BTW, for farmers, their fuel since the beginning of 2026 has doubled in prices after fuel excise rebate, so in a few months it's going to be very interesting as to what's in the shops that's still affordable by the average worker. The supermarkets here don't miss any upward costs either, applying the real cost by some factor the public might believe is realistic.

[1] https://www.worldometers.info/world-population/australia-pop...

[2] https://www.abs.gov.au/statistics/people/population

I am very surprised to see Japan in the 40%-60% self-sufficiency category for fish. Is simply cheaper to buy from elsewhere?

On the other hand it seems almost inexcusable that the UK isn't self sufficient for fish, we're surrounded by ducking water FFS.
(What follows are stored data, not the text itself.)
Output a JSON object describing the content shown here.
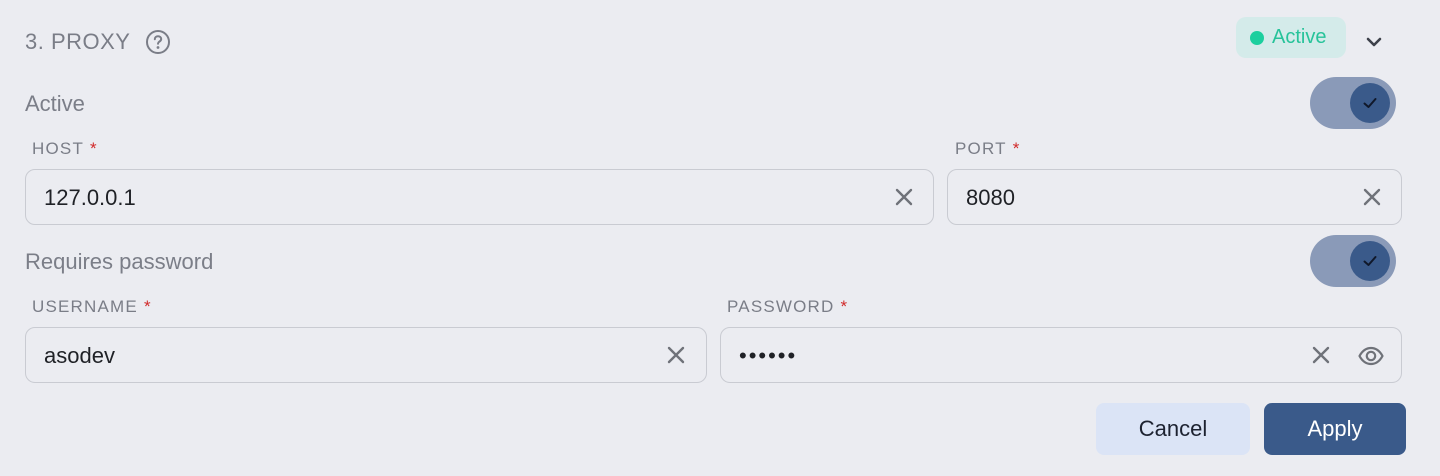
{
  "section": {
    "title": "3. PROXY",
    "status_label": "Active",
    "status_color": "#1ccf9e"
  },
  "active_toggle": {
    "label": "Active",
    "checked": true
  },
  "host": {
    "label": "HOST",
    "required_mark": "*",
    "value": "127.0.0.1"
  },
  "port": {
    "label": "PORT",
    "required_mark": "*",
    "value": "8080"
  },
  "password_toggle": {
    "label": "Requires password",
    "checked": true
  },
  "username": {
    "label": "USERNAME",
    "required_mark": "*",
    "value": "asodev"
  },
  "password": {
    "label": "PASSWORD",
    "required_mark": "*",
    "value": "••••••"
  },
  "buttons": {
    "cancel": "Cancel",
    "apply": "Apply"
  },
  "icons": {
    "help": "help-circle-icon",
    "chevron": "chevron-down-icon",
    "clear": "close-icon",
    "reveal": "eye-icon",
    "check": "check-icon"
  },
  "colors": {
    "accent": "#3a5a8a",
    "required": "#d12a2a",
    "background": "#ebecf1"
  }
}
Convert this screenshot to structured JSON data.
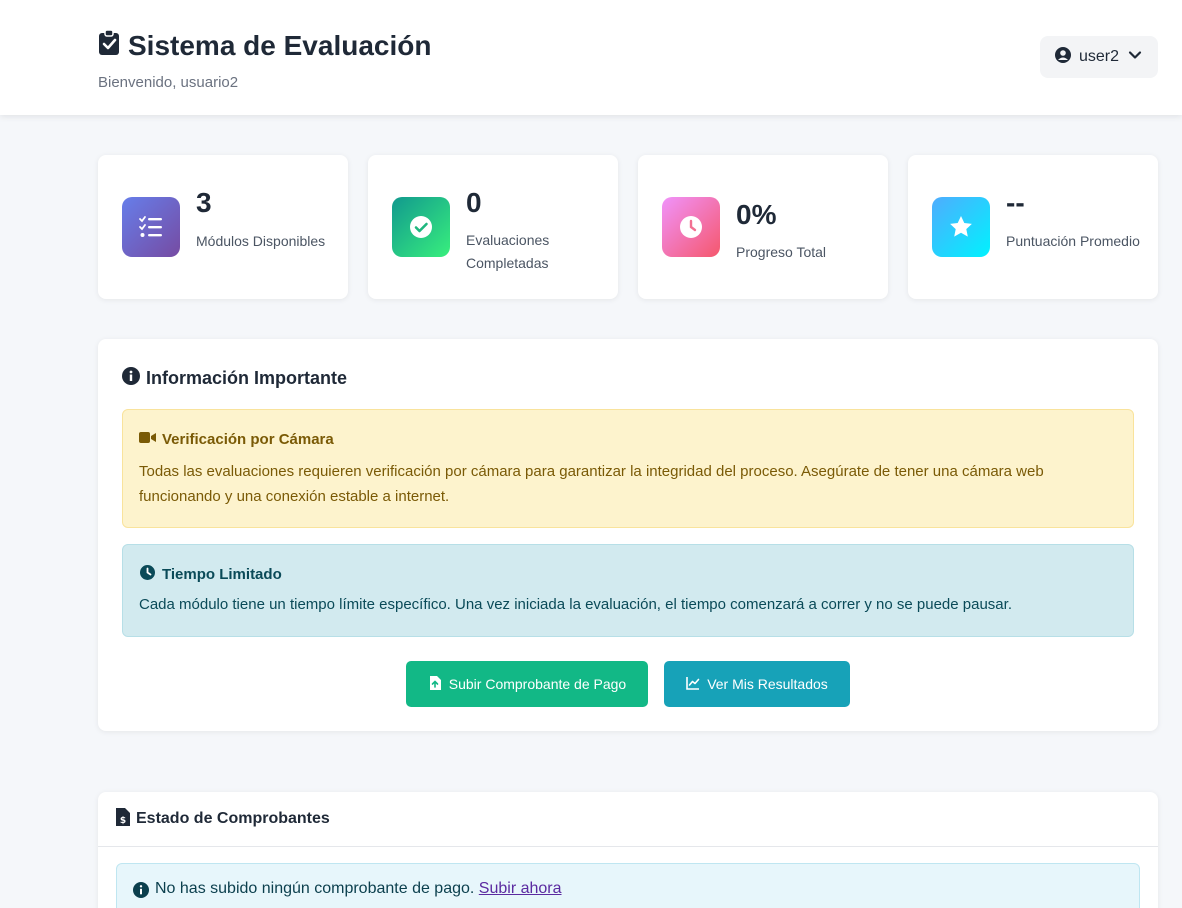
{
  "header": {
    "title": "Sistema de Evaluación",
    "welcome": "Bienvenido, usuario2",
    "user_label": "user2"
  },
  "stats": [
    {
      "value": "3",
      "label": "Módulos Disponibles",
      "icon": "tasks-icon",
      "gradient": [
        "#667eea",
        "#764ba2"
      ]
    },
    {
      "value": "0",
      "label": "Evaluaciones Completadas",
      "icon": "check-circle-icon",
      "gradient": [
        "#11998e",
        "#38ef7d"
      ]
    },
    {
      "value": "0%",
      "label": "Progreso Total",
      "icon": "clock-icon",
      "gradient": [
        "#f093fb",
        "#f5576c"
      ]
    },
    {
      "value": "--",
      "label": "Puntuación Promedio",
      "icon": "star-icon",
      "gradient": [
        "#4facfe",
        "#00f2fe"
      ]
    }
  ],
  "info": {
    "title": "Información Importante",
    "camera": {
      "heading": "Verificación por Cámara",
      "text": "Todas las evaluaciones requieren verificación por cámara para garantizar la integridad del proceso. Asegúrate de tener una cámara web funcionando y una conexión estable a internet."
    },
    "time": {
      "heading": "Tiempo Limitado",
      "text": "Cada módulo tiene un tiempo límite específico. Una vez iniciada la evaluación, el tiempo comenzará a correr y no se puede pausar."
    },
    "upload_button": "Subir Comprobante de Pago",
    "results_button": "Ver Mis Resultados"
  },
  "receipts": {
    "title": "Estado de Comprobantes",
    "message": "No has subido ningún comprobante de pago.",
    "link": "Subir ahora"
  },
  "colors": {
    "accent_green": "#12b886",
    "accent_teal": "#17a2b8",
    "warning_bg": "#fdf3cd",
    "info_bg": "#d2eaef"
  }
}
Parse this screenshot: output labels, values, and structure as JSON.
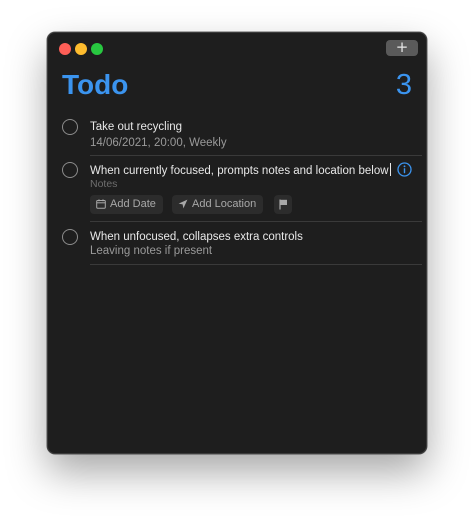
{
  "window": {
    "new_button_label": "+"
  },
  "header": {
    "title": "Todo",
    "count": "3"
  },
  "items": [
    {
      "title": "Take out recycling",
      "subtitle": "14/06/2021, 20:00, Weekly"
    },
    {
      "title": "When currently focused, prompts notes and location below",
      "notes_placeholder": "Notes",
      "controls": {
        "add_date": "Add Date",
        "add_location": "Add Location"
      }
    },
    {
      "title": "When unfocused, collapses extra controls",
      "subtitle": "Leaving notes if present"
    }
  ],
  "icons": {
    "info": "info-circle-icon",
    "calendar": "calendar-icon",
    "location": "location-arrow-icon",
    "flag": "flag-icon"
  },
  "colors": {
    "accent": "#3b94ef",
    "background": "#1e1e1e"
  }
}
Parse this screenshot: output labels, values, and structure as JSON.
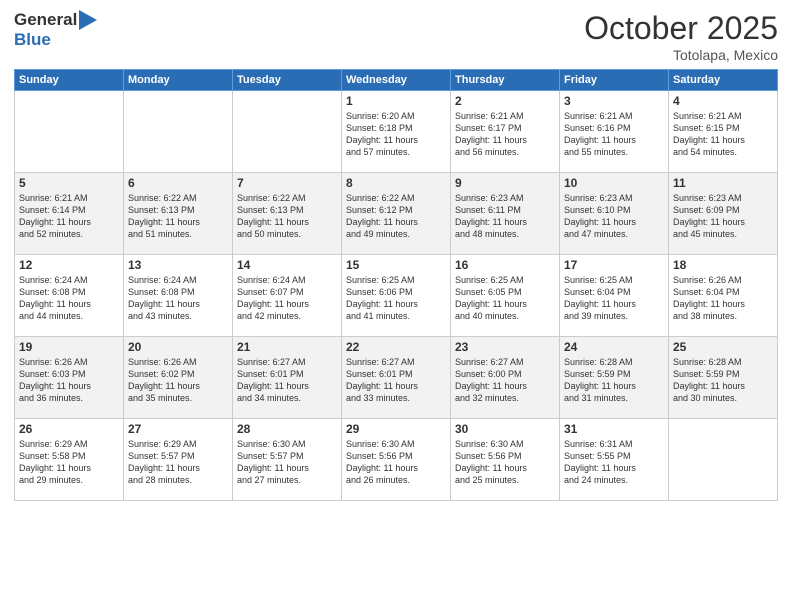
{
  "header": {
    "logo_general": "General",
    "logo_blue": "Blue",
    "month": "October 2025",
    "location": "Totolapa, Mexico"
  },
  "weekdays": [
    "Sunday",
    "Monday",
    "Tuesday",
    "Wednesday",
    "Thursday",
    "Friday",
    "Saturday"
  ],
  "weeks": [
    [
      {
        "day": "",
        "info": ""
      },
      {
        "day": "",
        "info": ""
      },
      {
        "day": "",
        "info": ""
      },
      {
        "day": "1",
        "info": "Sunrise: 6:20 AM\nSunset: 6:18 PM\nDaylight: 11 hours\nand 57 minutes."
      },
      {
        "day": "2",
        "info": "Sunrise: 6:21 AM\nSunset: 6:17 PM\nDaylight: 11 hours\nand 56 minutes."
      },
      {
        "day": "3",
        "info": "Sunrise: 6:21 AM\nSunset: 6:16 PM\nDaylight: 11 hours\nand 55 minutes."
      },
      {
        "day": "4",
        "info": "Sunrise: 6:21 AM\nSunset: 6:15 PM\nDaylight: 11 hours\nand 54 minutes."
      }
    ],
    [
      {
        "day": "5",
        "info": "Sunrise: 6:21 AM\nSunset: 6:14 PM\nDaylight: 11 hours\nand 52 minutes."
      },
      {
        "day": "6",
        "info": "Sunrise: 6:22 AM\nSunset: 6:13 PM\nDaylight: 11 hours\nand 51 minutes."
      },
      {
        "day": "7",
        "info": "Sunrise: 6:22 AM\nSunset: 6:13 PM\nDaylight: 11 hours\nand 50 minutes."
      },
      {
        "day": "8",
        "info": "Sunrise: 6:22 AM\nSunset: 6:12 PM\nDaylight: 11 hours\nand 49 minutes."
      },
      {
        "day": "9",
        "info": "Sunrise: 6:23 AM\nSunset: 6:11 PM\nDaylight: 11 hours\nand 48 minutes."
      },
      {
        "day": "10",
        "info": "Sunrise: 6:23 AM\nSunset: 6:10 PM\nDaylight: 11 hours\nand 47 minutes."
      },
      {
        "day": "11",
        "info": "Sunrise: 6:23 AM\nSunset: 6:09 PM\nDaylight: 11 hours\nand 45 minutes."
      }
    ],
    [
      {
        "day": "12",
        "info": "Sunrise: 6:24 AM\nSunset: 6:08 PM\nDaylight: 11 hours\nand 44 minutes."
      },
      {
        "day": "13",
        "info": "Sunrise: 6:24 AM\nSunset: 6:08 PM\nDaylight: 11 hours\nand 43 minutes."
      },
      {
        "day": "14",
        "info": "Sunrise: 6:24 AM\nSunset: 6:07 PM\nDaylight: 11 hours\nand 42 minutes."
      },
      {
        "day": "15",
        "info": "Sunrise: 6:25 AM\nSunset: 6:06 PM\nDaylight: 11 hours\nand 41 minutes."
      },
      {
        "day": "16",
        "info": "Sunrise: 6:25 AM\nSunset: 6:05 PM\nDaylight: 11 hours\nand 40 minutes."
      },
      {
        "day": "17",
        "info": "Sunrise: 6:25 AM\nSunset: 6:04 PM\nDaylight: 11 hours\nand 39 minutes."
      },
      {
        "day": "18",
        "info": "Sunrise: 6:26 AM\nSunset: 6:04 PM\nDaylight: 11 hours\nand 38 minutes."
      }
    ],
    [
      {
        "day": "19",
        "info": "Sunrise: 6:26 AM\nSunset: 6:03 PM\nDaylight: 11 hours\nand 36 minutes."
      },
      {
        "day": "20",
        "info": "Sunrise: 6:26 AM\nSunset: 6:02 PM\nDaylight: 11 hours\nand 35 minutes."
      },
      {
        "day": "21",
        "info": "Sunrise: 6:27 AM\nSunset: 6:01 PM\nDaylight: 11 hours\nand 34 minutes."
      },
      {
        "day": "22",
        "info": "Sunrise: 6:27 AM\nSunset: 6:01 PM\nDaylight: 11 hours\nand 33 minutes."
      },
      {
        "day": "23",
        "info": "Sunrise: 6:27 AM\nSunset: 6:00 PM\nDaylight: 11 hours\nand 32 minutes."
      },
      {
        "day": "24",
        "info": "Sunrise: 6:28 AM\nSunset: 5:59 PM\nDaylight: 11 hours\nand 31 minutes."
      },
      {
        "day": "25",
        "info": "Sunrise: 6:28 AM\nSunset: 5:59 PM\nDaylight: 11 hours\nand 30 minutes."
      }
    ],
    [
      {
        "day": "26",
        "info": "Sunrise: 6:29 AM\nSunset: 5:58 PM\nDaylight: 11 hours\nand 29 minutes."
      },
      {
        "day": "27",
        "info": "Sunrise: 6:29 AM\nSunset: 5:57 PM\nDaylight: 11 hours\nand 28 minutes."
      },
      {
        "day": "28",
        "info": "Sunrise: 6:30 AM\nSunset: 5:57 PM\nDaylight: 11 hours\nand 27 minutes."
      },
      {
        "day": "29",
        "info": "Sunrise: 6:30 AM\nSunset: 5:56 PM\nDaylight: 11 hours\nand 26 minutes."
      },
      {
        "day": "30",
        "info": "Sunrise: 6:30 AM\nSunset: 5:56 PM\nDaylight: 11 hours\nand 25 minutes."
      },
      {
        "day": "31",
        "info": "Sunrise: 6:31 AM\nSunset: 5:55 PM\nDaylight: 11 hours\nand 24 minutes."
      },
      {
        "day": "",
        "info": ""
      }
    ]
  ]
}
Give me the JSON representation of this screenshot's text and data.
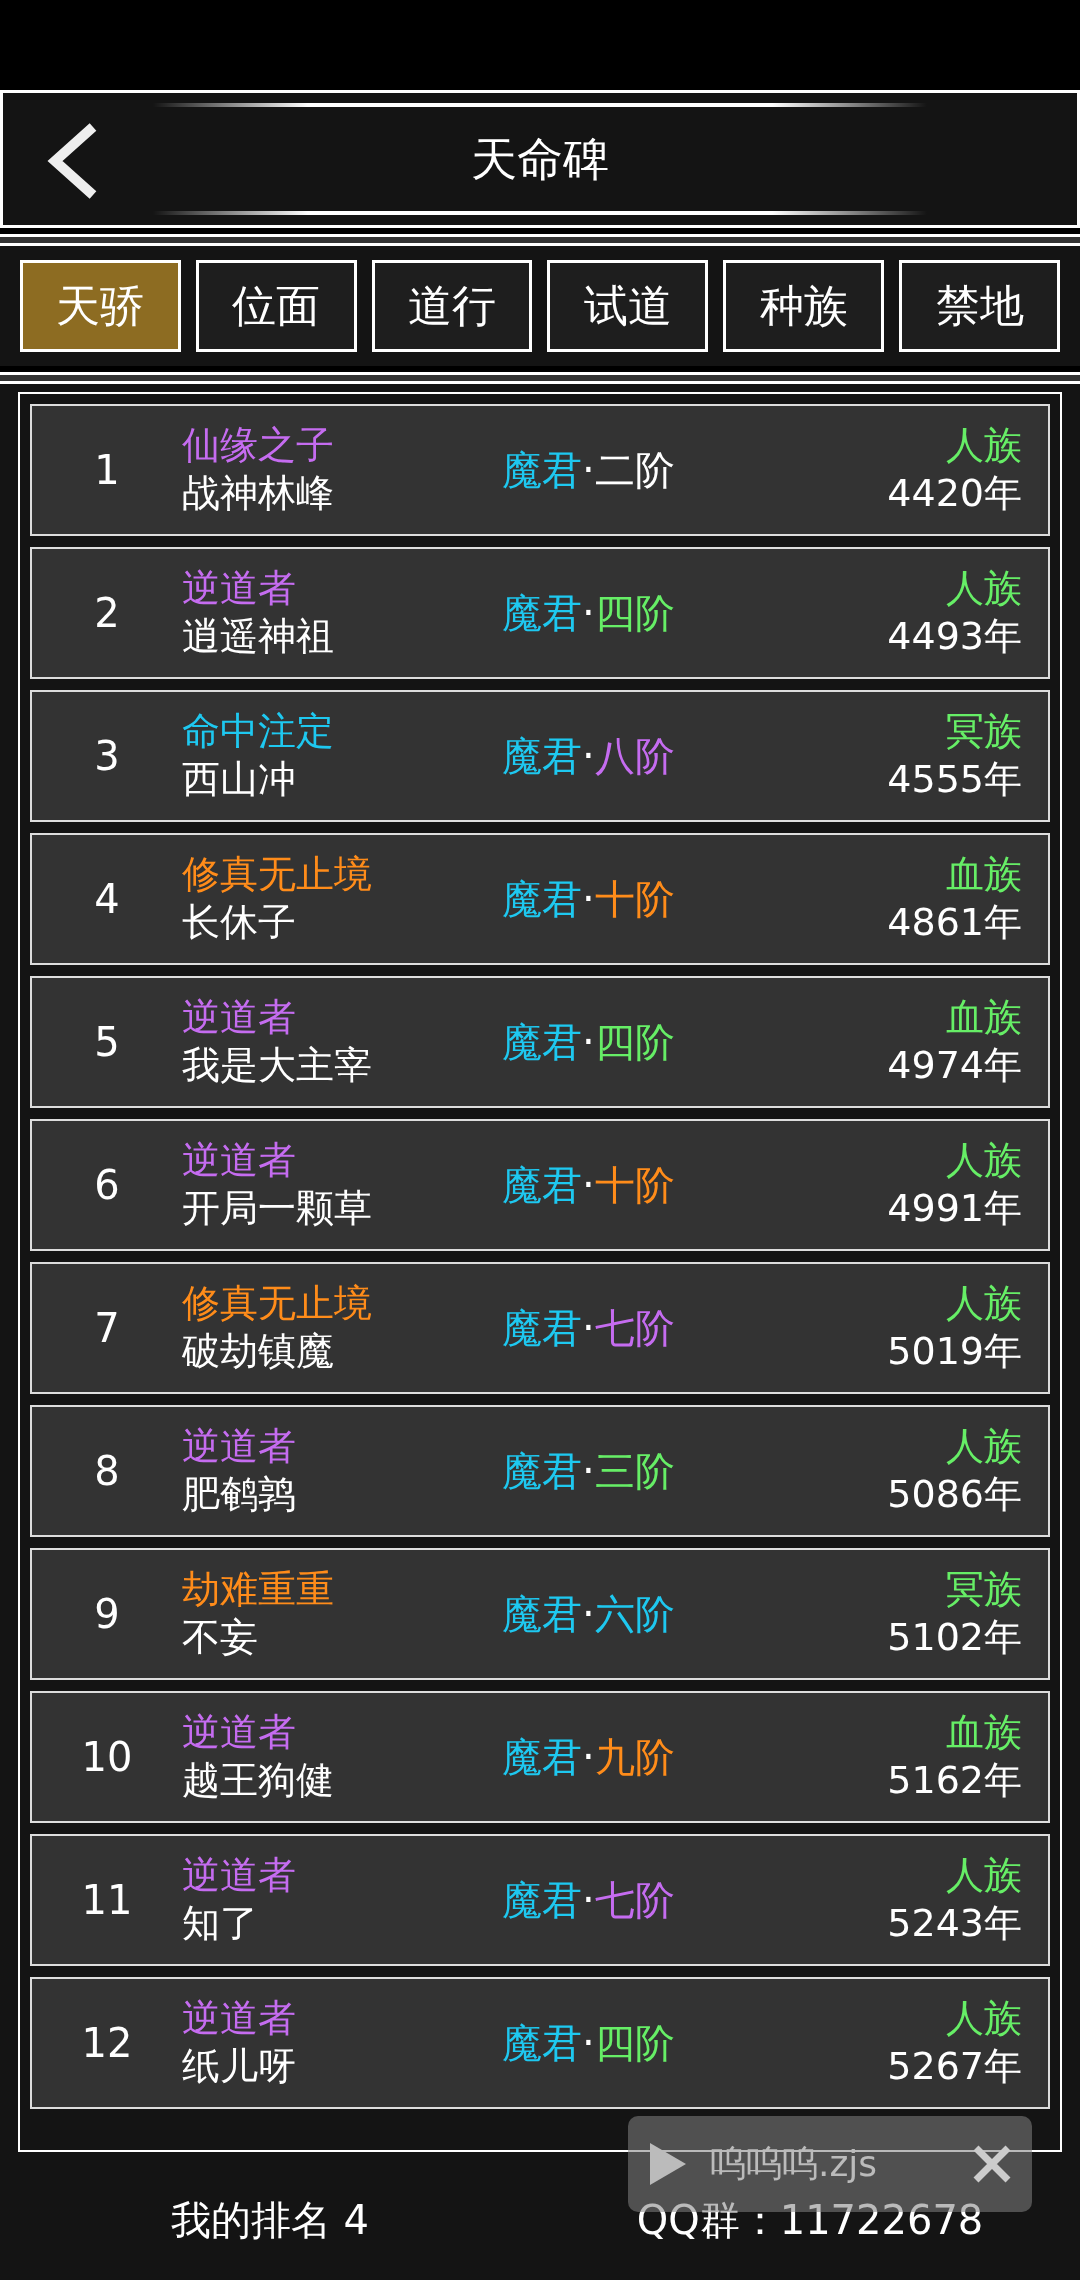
{
  "header": {
    "title": "天命碑"
  },
  "tabs": [
    {
      "label": "天骄",
      "selected": true
    },
    {
      "label": "位面",
      "selected": false
    },
    {
      "label": "道行",
      "selected": false
    },
    {
      "label": "试道",
      "selected": false
    },
    {
      "label": "种族",
      "selected": false
    },
    {
      "label": "禁地",
      "selected": false
    }
  ],
  "rows": [
    {
      "rank": "1",
      "title": {
        "text": "仙缘之子",
        "color": "#c56cf0"
      },
      "name": "战神林峰",
      "realm": "魔君",
      "stage": {
        "text": "二阶",
        "color": "#ffffff"
      },
      "race": {
        "text": "人族",
        "color": "#66ee66"
      },
      "age": "4420年"
    },
    {
      "rank": "2",
      "title": {
        "text": "逆道者",
        "color": "#c56cf0"
      },
      "name": "逍遥神祖",
      "realm": "魔君",
      "stage": {
        "text": "四阶",
        "color": "#66ee66"
      },
      "race": {
        "text": "人族",
        "color": "#66ee66"
      },
      "age": "4493年"
    },
    {
      "rank": "3",
      "title": {
        "text": "命中注定",
        "color": "#1ec8f0"
      },
      "name": "西山冲",
      "realm": "魔君",
      "stage": {
        "text": "八阶",
        "color": "#c56cf0"
      },
      "race": {
        "text": "冥族",
        "color": "#66ee66"
      },
      "age": "4555年"
    },
    {
      "rank": "4",
      "title": {
        "text": "修真无止境",
        "color": "#ff8c1a"
      },
      "name": "长休子",
      "realm": "魔君",
      "stage": {
        "text": "十阶",
        "color": "#ff8c1a"
      },
      "race": {
        "text": "血族",
        "color": "#66ee66"
      },
      "age": "4861年"
    },
    {
      "rank": "5",
      "title": {
        "text": "逆道者",
        "color": "#c56cf0"
      },
      "name": "我是大主宰",
      "realm": "魔君",
      "stage": {
        "text": "四阶",
        "color": "#66ee66"
      },
      "race": {
        "text": "血族",
        "color": "#66ee66"
      },
      "age": "4974年"
    },
    {
      "rank": "6",
      "title": {
        "text": "逆道者",
        "color": "#c56cf0"
      },
      "name": "开局一颗草",
      "realm": "魔君",
      "stage": {
        "text": "十阶",
        "color": "#ff8c1a"
      },
      "race": {
        "text": "人族",
        "color": "#66ee66"
      },
      "age": "4991年"
    },
    {
      "rank": "7",
      "title": {
        "text": "修真无止境",
        "color": "#ff8c1a"
      },
      "name": "破劫镇魔",
      "realm": "魔君",
      "stage": {
        "text": "七阶",
        "color": "#c56cf0"
      },
      "race": {
        "text": "人族",
        "color": "#66ee66"
      },
      "age": "5019年"
    },
    {
      "rank": "8",
      "title": {
        "text": "逆道者",
        "color": "#c56cf0"
      },
      "name": "肥鹌鹑",
      "realm": "魔君",
      "stage": {
        "text": "三阶",
        "color": "#66ee66"
      },
      "race": {
        "text": "人族",
        "color": "#66ee66"
      },
      "age": "5086年"
    },
    {
      "rank": "9",
      "title": {
        "text": "劫难重重",
        "color": "#ff8c1a"
      },
      "name": "不妄",
      "realm": "魔君",
      "stage": {
        "text": "六阶",
        "color": "#1ec8f0"
      },
      "race": {
        "text": "冥族",
        "color": "#66ee66"
      },
      "age": "5102年"
    },
    {
      "rank": "10",
      "title": {
        "text": "逆道者",
        "color": "#c56cf0"
      },
      "name": "越王狗健",
      "realm": "魔君",
      "stage": {
        "text": "九阶",
        "color": "#ff8c1a"
      },
      "race": {
        "text": "血族",
        "color": "#66ee66"
      },
      "age": "5162年"
    },
    {
      "rank": "11",
      "title": {
        "text": "逆道者",
        "color": "#c56cf0"
      },
      "name": "知了",
      "realm": "魔君",
      "stage": {
        "text": "七阶",
        "color": "#c56cf0"
      },
      "race": {
        "text": "人族",
        "color": "#66ee66"
      },
      "age": "5243年"
    },
    {
      "rank": "12",
      "title": {
        "text": "逆道者",
        "color": "#c56cf0"
      },
      "name": "纸儿呀",
      "realm": "魔君",
      "stage": {
        "text": "四阶",
        "color": "#66ee66"
      },
      "race": {
        "text": "人族",
        "color": "#66ee66"
      },
      "age": "5267年"
    }
  ],
  "separator": "·",
  "footer": {
    "my_rank": "我的排名 4",
    "qq_group": "QQ群：11722678"
  },
  "floating_widget": {
    "label": "呜呜呜.zjs"
  }
}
Dear god, let's not bring up fishing again, it was exhausting enough for Brexit.

Fish do not obey national boundaries. They don't carry passports. The entire North Atlantic ecosystem needs to be considered as one, along with quotas for sustainability. I'm not sure if it's mathematically possible for all of Europe to hit this "recommended" consumption level from pelagic fish without quickly making them extinct, has anyone checked that?

Agreements about which waters who can fish, and it being cheaper to import from elsewhere.

Short-sighted I agree. It would be worth paying a bit more for security - the same applies to a lot of other things.